Animal commerce rules tightened to prevent monkeypox

Nov 4, 2003 (CIDRAP News) – Federal health officials have tightened restrictions on trafficking in prairie dogs and African rodents to prevent the spread of monkeypox.

An outbreak of human monkeypox in the United States last May and June was traced to a shipment of imported African rodents. The disease apparently spread from the rodents to pet prairie dogs and on to people, leading to 37 confirmed, 12 probable, and 22 suspected human cases.

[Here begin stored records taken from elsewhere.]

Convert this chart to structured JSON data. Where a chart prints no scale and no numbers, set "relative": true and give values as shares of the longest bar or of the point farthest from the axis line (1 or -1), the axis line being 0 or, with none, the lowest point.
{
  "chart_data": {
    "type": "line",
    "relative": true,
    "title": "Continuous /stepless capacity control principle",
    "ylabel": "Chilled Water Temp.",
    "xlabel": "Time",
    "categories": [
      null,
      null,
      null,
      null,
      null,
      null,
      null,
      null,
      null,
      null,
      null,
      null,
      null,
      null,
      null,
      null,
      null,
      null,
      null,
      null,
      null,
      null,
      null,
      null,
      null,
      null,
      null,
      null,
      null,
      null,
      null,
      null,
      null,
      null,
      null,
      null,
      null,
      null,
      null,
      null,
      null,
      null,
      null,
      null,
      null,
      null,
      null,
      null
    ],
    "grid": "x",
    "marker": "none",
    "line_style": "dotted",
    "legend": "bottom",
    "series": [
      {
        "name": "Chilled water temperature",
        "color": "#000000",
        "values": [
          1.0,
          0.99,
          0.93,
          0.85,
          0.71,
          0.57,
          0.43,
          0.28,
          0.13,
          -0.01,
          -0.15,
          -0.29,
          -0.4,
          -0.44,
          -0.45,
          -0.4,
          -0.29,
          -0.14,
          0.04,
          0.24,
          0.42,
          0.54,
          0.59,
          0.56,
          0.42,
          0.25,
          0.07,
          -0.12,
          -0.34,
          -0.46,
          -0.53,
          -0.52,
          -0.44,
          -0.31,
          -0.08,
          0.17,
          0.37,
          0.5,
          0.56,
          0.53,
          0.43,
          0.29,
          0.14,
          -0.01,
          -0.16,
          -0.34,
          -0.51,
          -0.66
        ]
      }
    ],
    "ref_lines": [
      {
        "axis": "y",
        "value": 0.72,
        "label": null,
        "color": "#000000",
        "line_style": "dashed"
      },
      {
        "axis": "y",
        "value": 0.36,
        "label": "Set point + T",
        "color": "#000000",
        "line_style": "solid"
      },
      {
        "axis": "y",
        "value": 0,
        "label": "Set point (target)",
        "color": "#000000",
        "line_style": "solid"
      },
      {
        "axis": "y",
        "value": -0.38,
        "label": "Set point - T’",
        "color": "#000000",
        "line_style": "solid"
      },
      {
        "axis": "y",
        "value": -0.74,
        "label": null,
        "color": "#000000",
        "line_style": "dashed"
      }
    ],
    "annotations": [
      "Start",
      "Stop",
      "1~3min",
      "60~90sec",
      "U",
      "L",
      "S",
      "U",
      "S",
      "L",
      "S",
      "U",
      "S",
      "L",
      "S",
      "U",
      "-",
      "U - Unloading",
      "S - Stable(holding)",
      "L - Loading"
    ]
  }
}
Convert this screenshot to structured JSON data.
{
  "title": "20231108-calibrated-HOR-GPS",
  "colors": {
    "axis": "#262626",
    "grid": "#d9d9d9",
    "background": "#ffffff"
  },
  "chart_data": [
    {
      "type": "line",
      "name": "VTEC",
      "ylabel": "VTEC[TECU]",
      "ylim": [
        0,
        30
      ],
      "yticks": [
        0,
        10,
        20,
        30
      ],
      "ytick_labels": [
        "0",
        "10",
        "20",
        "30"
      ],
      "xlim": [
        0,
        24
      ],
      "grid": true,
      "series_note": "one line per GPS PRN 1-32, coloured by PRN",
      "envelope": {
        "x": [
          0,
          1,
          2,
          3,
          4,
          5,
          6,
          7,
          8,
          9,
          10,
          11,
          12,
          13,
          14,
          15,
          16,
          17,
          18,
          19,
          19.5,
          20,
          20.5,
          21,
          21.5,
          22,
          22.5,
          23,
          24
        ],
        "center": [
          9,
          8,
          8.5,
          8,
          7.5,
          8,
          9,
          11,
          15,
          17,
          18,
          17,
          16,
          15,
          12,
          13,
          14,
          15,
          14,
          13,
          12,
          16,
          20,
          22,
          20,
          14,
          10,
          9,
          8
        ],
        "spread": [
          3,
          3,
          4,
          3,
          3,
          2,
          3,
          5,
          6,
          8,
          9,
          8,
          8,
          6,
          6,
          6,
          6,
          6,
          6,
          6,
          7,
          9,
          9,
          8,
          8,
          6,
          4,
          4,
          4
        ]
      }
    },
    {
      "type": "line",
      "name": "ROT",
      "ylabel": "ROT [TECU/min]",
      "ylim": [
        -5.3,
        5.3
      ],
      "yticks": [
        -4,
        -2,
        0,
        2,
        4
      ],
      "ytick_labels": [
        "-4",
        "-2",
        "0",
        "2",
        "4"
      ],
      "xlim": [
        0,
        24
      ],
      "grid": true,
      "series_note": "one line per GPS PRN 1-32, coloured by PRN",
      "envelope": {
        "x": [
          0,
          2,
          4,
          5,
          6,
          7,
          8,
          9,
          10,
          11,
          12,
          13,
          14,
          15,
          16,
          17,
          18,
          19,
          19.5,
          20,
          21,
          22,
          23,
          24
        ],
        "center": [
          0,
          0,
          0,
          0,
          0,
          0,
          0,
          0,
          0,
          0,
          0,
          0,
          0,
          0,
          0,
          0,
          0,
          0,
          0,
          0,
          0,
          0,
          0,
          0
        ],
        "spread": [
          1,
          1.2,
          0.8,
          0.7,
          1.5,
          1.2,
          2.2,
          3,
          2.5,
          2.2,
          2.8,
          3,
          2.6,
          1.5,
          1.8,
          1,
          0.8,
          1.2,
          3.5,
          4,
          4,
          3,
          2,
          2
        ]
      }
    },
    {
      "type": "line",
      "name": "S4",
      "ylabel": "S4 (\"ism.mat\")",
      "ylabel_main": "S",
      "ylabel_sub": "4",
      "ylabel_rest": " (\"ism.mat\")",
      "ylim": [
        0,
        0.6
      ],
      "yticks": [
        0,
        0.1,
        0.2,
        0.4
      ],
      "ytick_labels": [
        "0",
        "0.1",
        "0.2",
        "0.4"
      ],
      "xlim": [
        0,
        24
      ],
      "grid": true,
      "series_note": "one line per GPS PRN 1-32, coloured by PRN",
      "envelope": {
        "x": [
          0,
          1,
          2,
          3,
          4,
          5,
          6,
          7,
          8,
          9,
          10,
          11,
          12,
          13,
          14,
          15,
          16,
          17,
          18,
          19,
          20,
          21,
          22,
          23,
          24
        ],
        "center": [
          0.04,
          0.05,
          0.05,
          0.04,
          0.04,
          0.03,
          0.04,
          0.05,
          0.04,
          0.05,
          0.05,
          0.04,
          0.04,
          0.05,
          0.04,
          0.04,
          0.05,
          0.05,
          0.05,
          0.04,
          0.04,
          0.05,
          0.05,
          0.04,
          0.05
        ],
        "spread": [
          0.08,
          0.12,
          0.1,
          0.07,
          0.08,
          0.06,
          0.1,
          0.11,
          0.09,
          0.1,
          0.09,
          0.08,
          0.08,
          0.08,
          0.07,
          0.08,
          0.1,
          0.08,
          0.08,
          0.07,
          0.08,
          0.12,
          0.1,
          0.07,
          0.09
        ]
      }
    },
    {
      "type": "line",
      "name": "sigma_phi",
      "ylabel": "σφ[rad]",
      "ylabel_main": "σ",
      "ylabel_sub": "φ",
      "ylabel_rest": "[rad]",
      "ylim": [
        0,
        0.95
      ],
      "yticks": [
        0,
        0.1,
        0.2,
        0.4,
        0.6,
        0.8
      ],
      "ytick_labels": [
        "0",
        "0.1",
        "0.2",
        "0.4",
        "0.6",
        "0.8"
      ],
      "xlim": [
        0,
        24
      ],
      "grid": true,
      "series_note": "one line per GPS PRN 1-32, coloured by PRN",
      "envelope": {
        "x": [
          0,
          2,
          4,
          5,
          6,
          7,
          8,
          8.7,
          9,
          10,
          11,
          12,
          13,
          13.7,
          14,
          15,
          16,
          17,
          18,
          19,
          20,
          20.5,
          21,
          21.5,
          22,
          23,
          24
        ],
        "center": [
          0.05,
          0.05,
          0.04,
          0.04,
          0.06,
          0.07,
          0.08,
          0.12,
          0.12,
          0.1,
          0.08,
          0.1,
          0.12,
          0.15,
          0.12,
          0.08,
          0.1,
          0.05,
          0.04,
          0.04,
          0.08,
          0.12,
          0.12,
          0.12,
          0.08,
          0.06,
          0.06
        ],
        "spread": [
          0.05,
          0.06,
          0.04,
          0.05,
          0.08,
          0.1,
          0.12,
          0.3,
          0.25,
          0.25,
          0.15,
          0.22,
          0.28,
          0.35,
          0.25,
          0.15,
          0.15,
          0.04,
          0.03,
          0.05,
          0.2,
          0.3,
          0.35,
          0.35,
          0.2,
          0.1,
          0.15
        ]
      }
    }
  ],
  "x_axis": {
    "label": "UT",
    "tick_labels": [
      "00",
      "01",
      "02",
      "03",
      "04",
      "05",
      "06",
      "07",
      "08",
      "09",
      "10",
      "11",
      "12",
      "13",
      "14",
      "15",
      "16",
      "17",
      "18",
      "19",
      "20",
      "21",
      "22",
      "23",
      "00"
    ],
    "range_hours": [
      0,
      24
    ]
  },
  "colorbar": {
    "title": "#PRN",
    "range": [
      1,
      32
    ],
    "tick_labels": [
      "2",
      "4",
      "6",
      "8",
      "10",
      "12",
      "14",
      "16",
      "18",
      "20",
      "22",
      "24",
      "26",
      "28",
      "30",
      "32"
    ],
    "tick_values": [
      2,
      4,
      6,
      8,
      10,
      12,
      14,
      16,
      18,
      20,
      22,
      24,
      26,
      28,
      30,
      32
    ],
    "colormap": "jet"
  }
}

The government banned the importation of African rodents and commerce in African rodents and prairie dogs in June. An "interim final rule" announced yesterday continues the import ban. It also bans the capture of prairie dogs and prohibits both intrastate and interstate commerce in prairie dogs and African rodents.

"Today's actions will minimize the likelihood of additional problems related to monkeypox," said Food and Drug Administration (FDA) Commissioner Mark B. McClellan in announcing the regulations.

The Centers for Disease Control and Prevention (CDC) banned the importation of all African rodents in June. At the same time, the CDC and FDA banned interstate commerce in prairie dogs and six kinds of African rodents: tree squirrels, rope squirrels, dormice, Gambian giant pouched rats, brush-tailed porcupines, and striped mice.

The modified rule "is an increased measure by both agencies to prevent the possible transmission of monkeypox from imported animals and from those currently in the U.S. that may have become infected," the FDA said. The CDC will enforce the import ban, and the FDA will enforce the ban on domestic commerce.

The new rule differs from the earlier one in that it bans the capture of prairie dogs and forbids both intrastate and interstate commerce in the animals of concern; the earlier version mentioned only interstate commerce. Also, the rule bans the importation of all rodents caught in Africa, regardless of whether they are shipped directly to the United States or routed through other countries. The FDA said the rule includes exemption procedures for special circumstances.